8 sept 2010
De premios
Cada treinta segundos se concede un premio en España. Lo que suena, a priori, a país generoso, puede resultar una infección de proporciones bíblicas.
El Príncipe de Asturias es uno de los premios más eminentes y habría que distinguirlo de, por ejemplo, el Zurriagazo de Oro del Casino Agropecuario de Somormujos.
Además, el Premio Príncipe de Asturias ha servido y sirve para que nuestro príncipe Felipe conozca a gente, que no está fácil la cosa, y además gente valiosa e irrepetible y no descerebrados de cualquier aristocracia de por ahí.
Ayer La Roja salió ganadora en la categoría de mejor deportista.
El jurado lo conformaban, en su mayoría, una serie de destacados periodistas deportivos, los mismos que si La Roja no hubiera ganado el Mundial habrían acometido la ardua tarea de ponerlos a parir uno a uno, desde el entrenador al tercer portero, y además pedir cabezas hasta del eterno presidente federativo. El triunfo nos da a todos una oportunidad para ser mejores personas. Y hay que aprovecharla.

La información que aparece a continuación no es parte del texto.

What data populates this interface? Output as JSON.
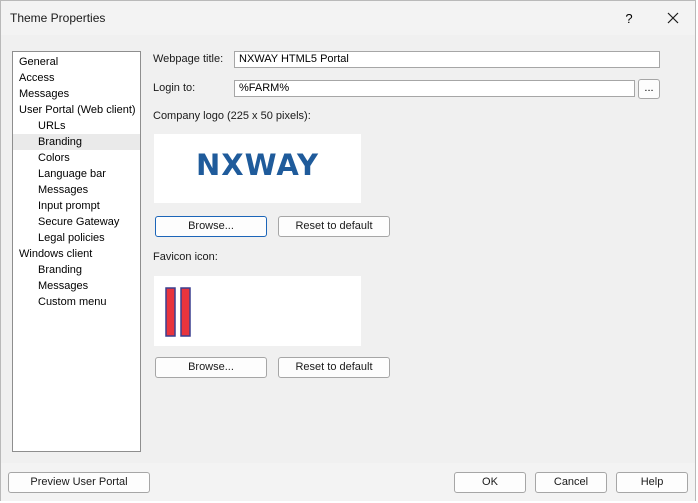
{
  "window": {
    "title": "Theme Properties",
    "help_label": "?",
    "close_icon": "close-icon"
  },
  "tree": {
    "items": [
      {
        "label": "General",
        "level": 0
      },
      {
        "label": "Access",
        "level": 0
      },
      {
        "label": "Messages",
        "level": 0
      },
      {
        "label": "User Portal (Web client)",
        "level": 0
      },
      {
        "label": "URLs",
        "level": 1
      },
      {
        "label": "Branding",
        "level": 1,
        "selected": true
      },
      {
        "label": "Colors",
        "level": 1
      },
      {
        "label": "Language bar",
        "level": 1
      },
      {
        "label": "Messages",
        "level": 1
      },
      {
        "label": "Input prompt",
        "level": 1
      },
      {
        "label": "Secure Gateway",
        "level": 1
      },
      {
        "label": "Legal policies",
        "level": 1
      },
      {
        "label": "Windows client",
        "level": 0
      },
      {
        "label": "Branding",
        "level": 1
      },
      {
        "label": "Messages",
        "level": 1
      },
      {
        "label": "Custom menu",
        "level": 1
      }
    ]
  },
  "form": {
    "webpage_title_label": "Webpage title:",
    "webpage_title_value": "NXWAY HTML5 Portal",
    "login_to_label": "Login to:",
    "login_to_value": "%FARM%",
    "login_browse_label": "...",
    "logo_label": "Company logo (225 x 50 pixels):",
    "logo_text": "NXWAY",
    "logo_color": "#1f5b9b",
    "logo_browse_label": "Browse...",
    "logo_reset_label": "Reset to default",
    "favicon_label": "Favicon icon:",
    "favicon_colors": {
      "fill": "#e8343d",
      "border": "#3a3f8f"
    },
    "favicon_browse_label": "Browse...",
    "favicon_reset_label": "Reset to default"
  },
  "footer": {
    "preview_label": "Preview User Portal",
    "ok_label": "OK",
    "cancel_label": "Cancel",
    "help_label": "Help"
  }
}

Hace poco, en este mismo periódico, el escritor Juan Goytisolo argumentaba en un artículo las razones que le llevaron a rechazar una distinción.
No es la primera vez que analiza en profundidad la grandeza de su desprecio a un galardón y aunque presumir de rechazar un premio es bastante peor que recogerlo con discreción, puede que pronto, dado el volumen de premios, lo exquisito sea rechazarlos como quien rechaza un canapé rancio.
La selección de fútbol nos hizo felices cuando más lo necesitábamos, ése es el enorme premio que nosotros les reservamos adentro.
El vértigo está en abusar de la comparación de los triunfos deportivos, forzar al fútbol a ser metáfora del existir. Una mediocre vida bien llevada siempre arrastra más méritos que cualquier triunfo deportivo restallante.
Será bueno ahorrar mitificaciones, no sea que pase como en la caravana de recibimiento a los ganadores del Mundial por las calles de Madrid, donde los locutores no paraban de repetir que aquellos futbolistas eran un ejemplo para la juventud, mientras desbarraban borrachos en la azotea de un autobús. O que nos pase como con el profesor Neira, de héroe a villano y tiro porque me toca, en el desenfrenado parchís de la histeria colectiva mediática.